或许是上帝看腻了一成不变的色彩结构,将命运的魔爪伸向了这个已经存在800亿年的宇宙——一个生命诞生了。230万个星系同时慌了神,从此230万个星系日复一日的工作有了不确定性,从此原本平衡的不再平衡,原本成立的不再成立:从此上帝之手拨响了纵横的弦,始宇宙中的一切都在这弦上起舞——始宇宙破裂了。
就像一个巨大的泡泡,始宇宙极速坍缩,泡泡的表面迅速摊开,无限地延伸…
世界在不断地生长,星球坠落又升起,沸腾的血液中迸发出星星点点的火光,组成了一条条丝线,从三维变成二维又升到四维。丝线有了性质,变成了直角坐标系。在丝线的交点,在坐标系的原点,始宇宙最先涅槃重生,然后如雨后春笋般,宇宙A1,宇宙A2,宇宙B1……
……
这些资料源源不断地输送到季景佑的脑海中,他只觉得自己被抽离了思想,短暂地失去了意识。
“什…什么?”
季景佑不敢相信自己所接受的这么一大段信息,只觉得脑子发晕
“你们是什么组织?快放了我!”
汗珠从额头渗出,季景佑大喊。
直到现在,他仍认为这是哪个组织或者哪个人的一个阴谋。
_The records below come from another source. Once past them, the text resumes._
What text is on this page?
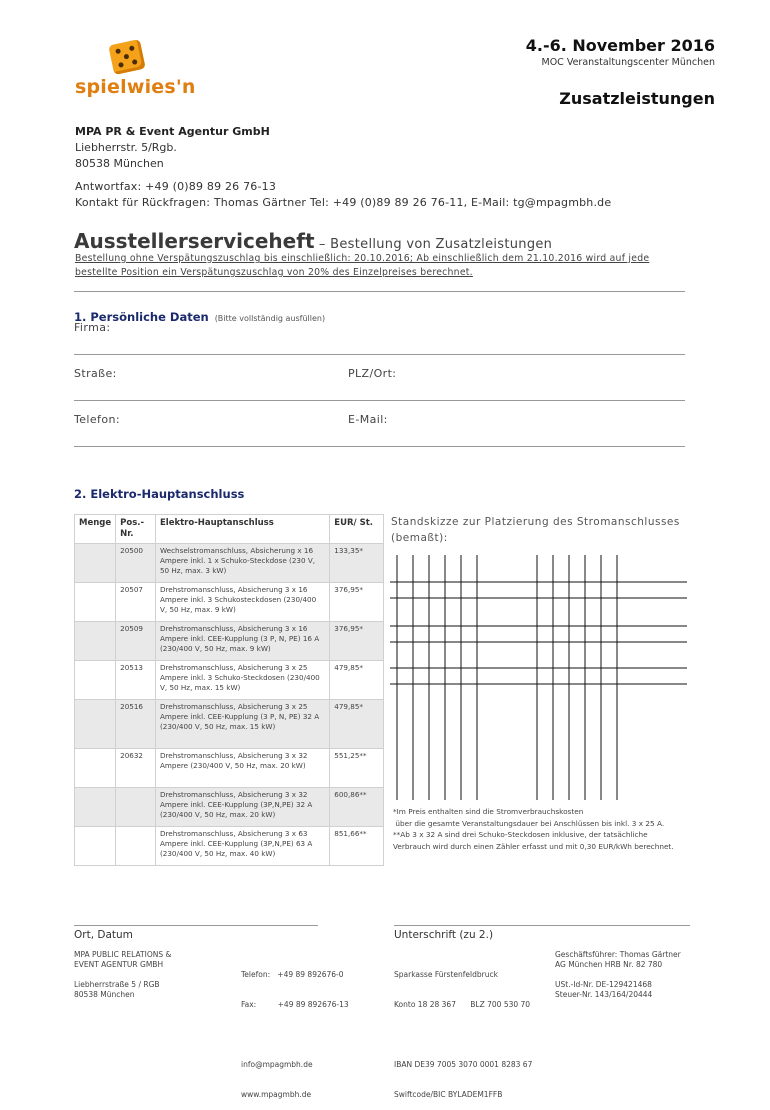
spielwies'n
4.-6. November 2016
MOC Veranstaltungscenter München
Zusatzleistungen
MPA PR & Event Agentur GmbH
Liebherrstr. 5/Rgb.
80538 München
Antwortfax: +49 (0)89 89 26 76-13
Kontakt für Rückfragen: Thomas Gärtner Tel: +49 (0)89 89 26 76-11, E-Mail: tg@mpagmbh.de
Ausstellerserviceheft – Bestellung von Zusatzleistungen
Bestellung ohne Verspätungszuschlag bis einschließlich: 20.10.2016; Ab einschließlich dem 21.10.2016 wird auf jede bestellte Position ein Verspätungszuschlag von 20% des Einzelpreises berechnet.
1. Persönliche Daten (Bitte vollständig ausfüllen)
Firma:
Straße:	PLZ/Ort:
Telefon:	E-Mail:
2. Elektro-Hauptanschluss
Menge	Pos.-Nr.	Elektro-Hauptanschluss	EUR/ St.
	20500	Wechselstromanschluss, Absicherung x 16 Ampere inkl. 1 x Schuko-Steckdose (230 V, 50 Hz, max. 3 kW)	133,35*
	20507	Drehstromanschluss, Absicherung 3 x 16 Ampere inkl. 3 Schukosteckdosen (230/400 V, 50 Hz, max. 9 kW)	376,95*
	20509	Drehstromanschluss, Absicherung 3 x 16 Ampere inkl. CEE-Kupplung (3 P, N, PE) 16 A (230/400 V, 50 Hz, max. 9 kW)	376,95*
	20513	Drehstromanschluss, Absicherung 3 x 25 Ampere inkl. 3 Schuko-Steckdosen (230/400 V, 50 Hz, max. 15 kW)	479,85*
	20516	Drehstromanschluss, Absicherung 3 x 25 Ampere inkl. CEE-Kupplung (3 P, N, PE) 32 A (230/400 V, 50 Hz, max. 15 kW)	479,85*
	20632	Drehstromanschluss, Absicherung 3 x 32 Ampere (230/400 V, 50 Hz, max. 20 kW)	551,25**
		Drehstromanschluss, Absicherung 3 x 32 Ampere inkl. CEE-Kupplung (3P,N,PE) 32 A (230/400 V, 50 Hz, max. 20 kW)	600,86**
		Drehstromanschluss, Absicherung 3 x 63 Ampere inkl. CEE-Kupplung (3P,N,PE) 63 A (230/400 V, 50 Hz, max. 40 kW)	851,66**
Standskizze zur Platzierung des Stromanschlusses (bemaßt):
*Im Preis enthalten sind die Stromverbrauchskosten
über die gesamte Veranstaltungsdauer bei Anschlüssen bis inkl. 3 x 25 A.
**Ab 3 x 32 A sind drei Schuko-Steckdosen inklusive, der tatsächliche
Verbrauch wird durch einen Zähler erfasst und mit 0,30 EUR/kWh berechnet.
Ort, Datum	Unterschrift (zu 2.)
MPA PUBLIC RELATIONS &
EVENT AGENTUR GMBH
Liebherrstraße 5 / RGB
80538 München

Telefon:   +49 89 892676-0

Fax:         +49 89 892676-13

info@mpagmbh.de

www.mpagmbh.de

Sparkasse Fürstenfeldbruck

Konto 18 28 367      BLZ 700 530 70

IBAN DE39 7005 3070 0001 8283 67

Swiftcode/BIC BYLADEM1FFB

Geschäftsführer: Thomas Gärtner
AG München HRB Nr. 82 780
USt.-Id-Nr. DE-129421468
Steuer-Nr. 143/164/20444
始宇宙?星系?坍缩?!坐标系?!怎么可能!他不接受自己几十年来积累的经验被打破。
长达两分钟的沉默。
很显然,这个所谓什么管理局的人对他猝不及防的大喊感到惊讶,当然,更多的是愤怒。
“请您确认:您的名字是季景佑,您是A18号星系-d86/k1行星上的一名物理老师”
眼前浮现一个屏幕,有“确认”和“否定”两个选项。
“是又怎样?我告诉你,我现在就报警,你们的行为是违法的!现在是法治社会,法律会制裁你们的!”
“哈哈哈哈哈……”背景中传来一阵飘渺的轻笑的声音,“他好像不太适应……”“长官,要不还是我去吧……”
季景佑慌忙地将手伸向自己的口袋,掏了半天,什么都没有。早该想到的,他们肯定会收走手机啊!
“啪!”一阵响声吓得季景佑一激灵。只见眼前的屏幕一个个熄灭,灯光慢慢变暗,最终沦为一片漆黑。比空旷的宇宙还要黑。黑色的背景上浮现一串扎眼又压抑的纯白大字——
“我们会让你对你刚刚知道的一切深信不疑”
.
.
[2]
醒来,季景佑还觉得两眼发昏。
眼前是凌乱的书桌,手臂还压着昨晚翻阅的种种资料, 各种笔记本和钢笔胡乱扔在桌上。眼前后仰倒下的钟显示——早上八点二十。——糟糕,钢笔的墨洇到资料上了!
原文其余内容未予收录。